Es que mi Toñi los veía literalmente más claro que el agua que tenía a sus pies. Cuatro indios, con las caras sucias, no pintadas. No llevaban plumas, porque no eran de película. Para Toñi eran reales; y se veía que eran fieros. Si Rodrigo no se callaba, los degollaban seguro. El juego. Rodrigo y Toñi siguieron avanzando hacia la arboleda, en silencio total. Se acercaron a los indios, y Rodrigo les aclaró que no eran malos, que venían en busca de un tesoro nada más, y que por ayudarles recibirían la mitad. La búsqueda.

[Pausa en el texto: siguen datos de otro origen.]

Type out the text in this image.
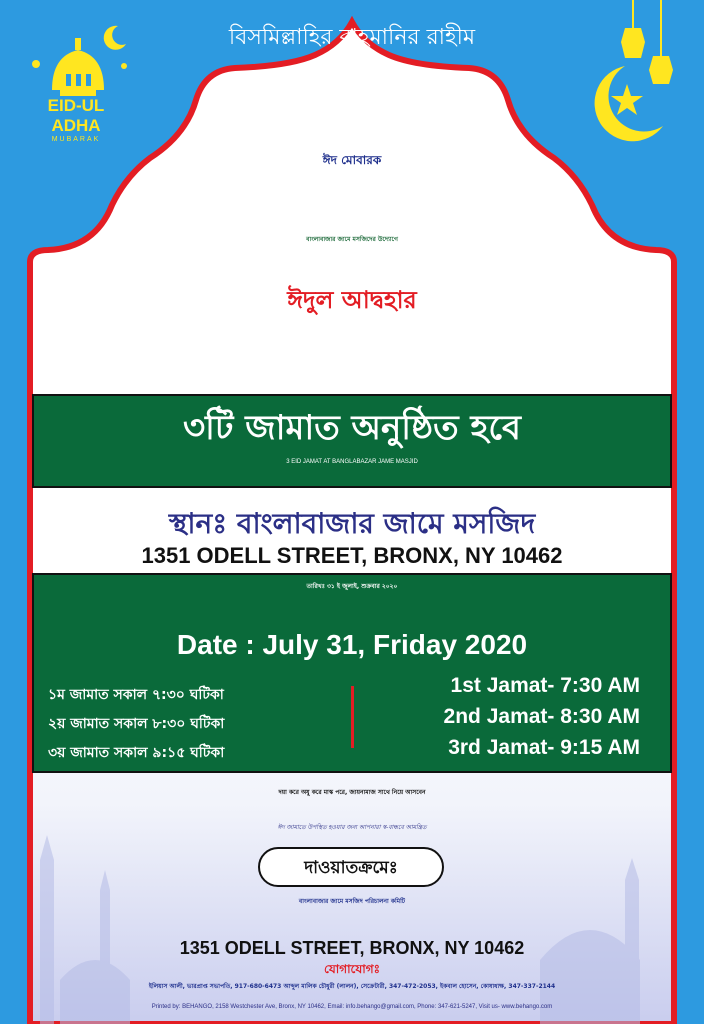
EID-UL
ADHA
MUBARAK
বিসমিল্লাহির রাহমানির রাহীম
ঈদ মোবারক
বাংলাবাজার জামে মসজিদের উদ্যোগে
ঈদুল আদ্বহার
৩টি জামাত অনুষ্ঠিত হবে
3 EID JAMAT AT BANGLABAZAR JAME MASJID
স্থানঃ বাংলাবাজার জামে মসজিদ
1351 ODELL STREET, BRONX, NY 10462
তারিখঃ ৩১ ই জুলাই, শুক্রবার ২০২০
Date : July 31, Friday 2020
১ম জামাত সকাল ৭:৩০ ঘটিকা
২য় জামাত সকাল ৮:৩০ ঘটিকা
৩য় জামাত সকাল ৯:১৫ ঘটিকা
1st Jamat- 7:30 AM
2nd Jamat- 8:30 AM
3rd Jamat- 9:15 AM
দয়া করে অযু করে মাস্ক পরে, জায়নামাজ সাথে নিয়ে আসবেন
ঈদ জামাতে উপস্থিত হওয়ার জন্য আপনারা স্ব-বান্ধবে আমন্ত্রিত
দাওয়াতক্রমেঃ
বাংলাবাজার জামে মসজিদ পরিচালনা কমিটি
1351 ODELL STREET, BRONX, NY 10462
যোগাযোগঃ
ইলিয়াস আলী, ভারপ্রাপ্ত সভাপতি, 917-680-6473 আব্দুল মালিক চৌধুরী (লালন), সেক্রেটারী, 347-472-2053, ইকবাল হোসেন, কোষাধ্যক্ষ, 347-337-2144
Printed by: BEHANGO, 2158 Westchester Ave, Bronx, NY 10462, Email: info.behango@gmail.com, Phone: 347-621-5247, Visit us- www.behango.com
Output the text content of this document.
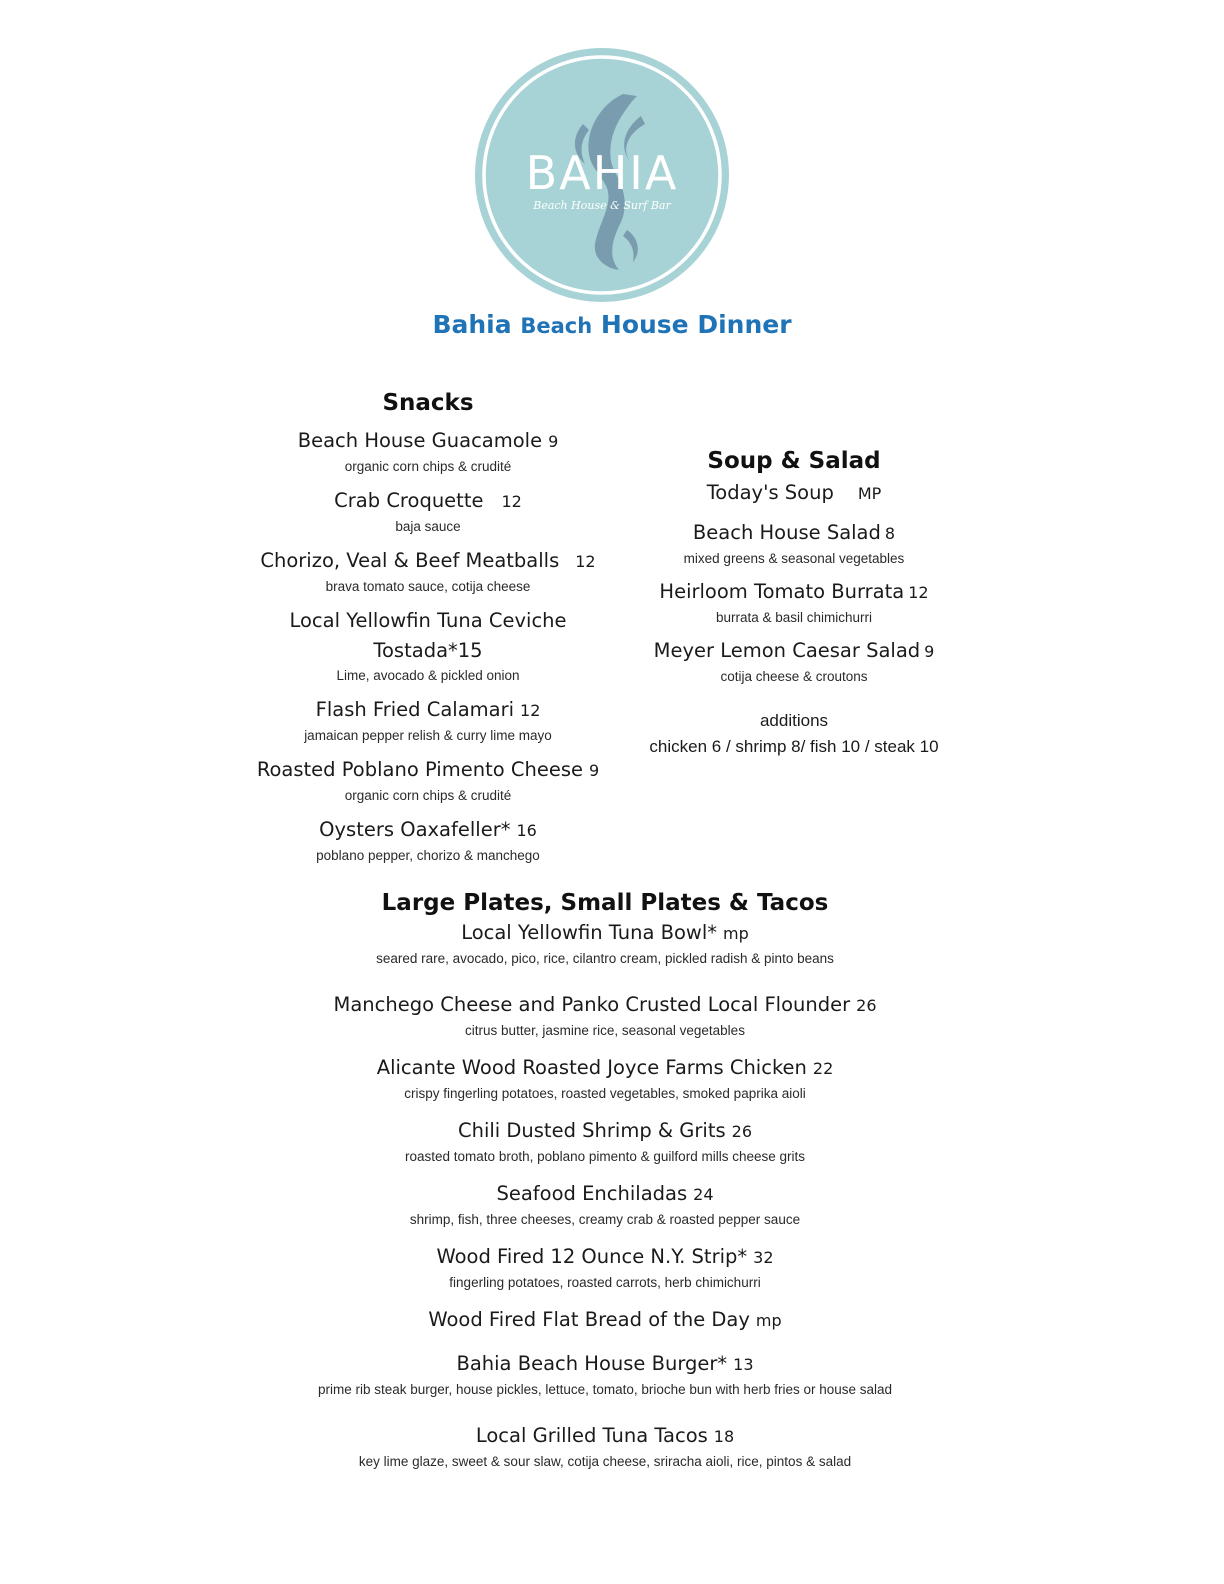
BAHIA
Beach House & Surf Bar
Bahia Beach House Dinner
Snacks
Beach House Guacamole 9
organic corn chips & crudité
Crab Croquette 12
baja sauce
Chorizo, Veal & Beef Meatballs 12
brava tomato sauce, cotija cheese
Local Yellowfin Tuna Ceviche
Tostada*15
Lime, avocado & pickled onion
Flash Fried Calamari 12
jamaican pepper relish & curry lime mayo
Roasted Poblano Pimento Cheese 9
organic corn chips & crudité
Oysters Oaxafeller* 16
poblano pepper, chorizo & manchego
Soup & Salad
Today's Soup MP
Beach House Salad 8
mixed greens & seasonal vegetables
Heirloom Tomato Burrata 12
burrata & basil chimichurri
Meyer Lemon Caesar Salad 9
cotija cheese & croutons
additions
chicken 6 / shrimp 8/ fish 10 / steak 10
Large Plates, Small Plates & Tacos
Local Yellowfin Tuna Bowl* mp
seared rare, avocado, pico, rice, cilantro cream, pickled radish & pinto beans
Manchego Cheese and Panko Crusted Local Flounder 26
citrus butter, jasmine rice, seasonal vegetables
Alicante Wood Roasted Joyce Farms Chicken 22
crispy fingerling potatoes, roasted vegetables, smoked paprika aioli
Chili Dusted Shrimp & Grits 26
roasted tomato broth, poblano pimento & guilford mills cheese grits
Seafood Enchiladas 24
shrimp, fish, three cheeses, creamy crab & roasted pepper sauce
Wood Fired 12 Ounce N.Y. Strip* 32
fingerling potatoes, roasted carrots, herb chimichurri
Wood Fired Flat Bread of the Day mp
Bahia Beach House Burger* 13
prime rib steak burger, house pickles, lettuce, tomato, brioche bun with herb fries or house salad
Local Grilled Tuna Tacos 18
key lime glaze, sweet & sour slaw, cotija cheese, sriracha aioli, rice, pintos & salad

Yo me lo veía venir. El mapa, rayado cuidadosamente con el filo de una piedra, en una hoja de eucalipto. La muerte de varios indios, amigos ya. La pechá llorar. Yo ya me metía. Después, una excavación. Y, cuando hallaron por fin el tesoro, la fiesta, a la luz de la luna llena, que era el sol entre las ramas, donde se fumaba la pipa de la paz y se bailaba al son del trino de exóticas aves. Flamenco. ¿Qué iban a bailar? Lo que les salía del cuerpo. La risa de Rodrigo. Contagiosa. Dando vueltas, pero venga a caerse.
—Levántante, tonto.
El chiquillo se agarraba a la que le acababa de insultar, tumbándola, y se partían de la risa los dos. Toñi se alzaba y volvía a bailar, ese cuerpercillo improbable, incitando a su amiguito con la mirada. Eran como el viento y su sombra. Algo imposible. Y ahí es donde pintaba yo. Ay. Cuando oían cante, real o imaginado, se echaban a bailar. Siempre. La Toñi era algo especial. De las que oían la primera nota, dueña, y no te dejaba salir hasta que acababa rendida. Y te tiraba al suelo con un gesto de desprecio; seguido por una sonrisa de complicidad.
Ya ves. Nunca lo he sentido igual, ¿eh? No es que no me vaya con el que me llame, ¿sabes?, pero ya es rara la cosa. La Toñi es la que me hacía sentime como antes, en las cuevas, en los montes. Pero un día dejó de bailar. Y yo aquí mirándole por una ventana las verrugas de la nariz a un viejo medio dormido frente al televisor.


Poh na

Vaya, ahí va Paco. A seguirle se ha dicho. Y encima con la guitarra. Siempre va acompañado por dos o tres hombres, y todavía no sé muy bien quiénes son. Da igual. Yo, a lo mío. Ahora que lo pienso, nunca lo he visto solo. Por la calle, con estos. En el bar, rodeado por los de siempre. Y las mujeres, como moscas. Qué risa, porque podría haber elegido a la que quisiera.
La primera vez que ví a su novia, me quedé boquiabierto, osú. Entraron tres muchachas, dos como dos claveles, y una en medio, que era para verla. Cicatrices de acné en las mejillas, las cejas como dos arbustos. La ropa que ni le cabía, morcilla embutida. Bueno, pues esa era la Charo, la indiscutible novia del Paco. Y la tía, más creída que ninguna. El amor es incomprensible. Pero a lo mejor no era eso, sino algo más complicado. ¿Yo qué sé?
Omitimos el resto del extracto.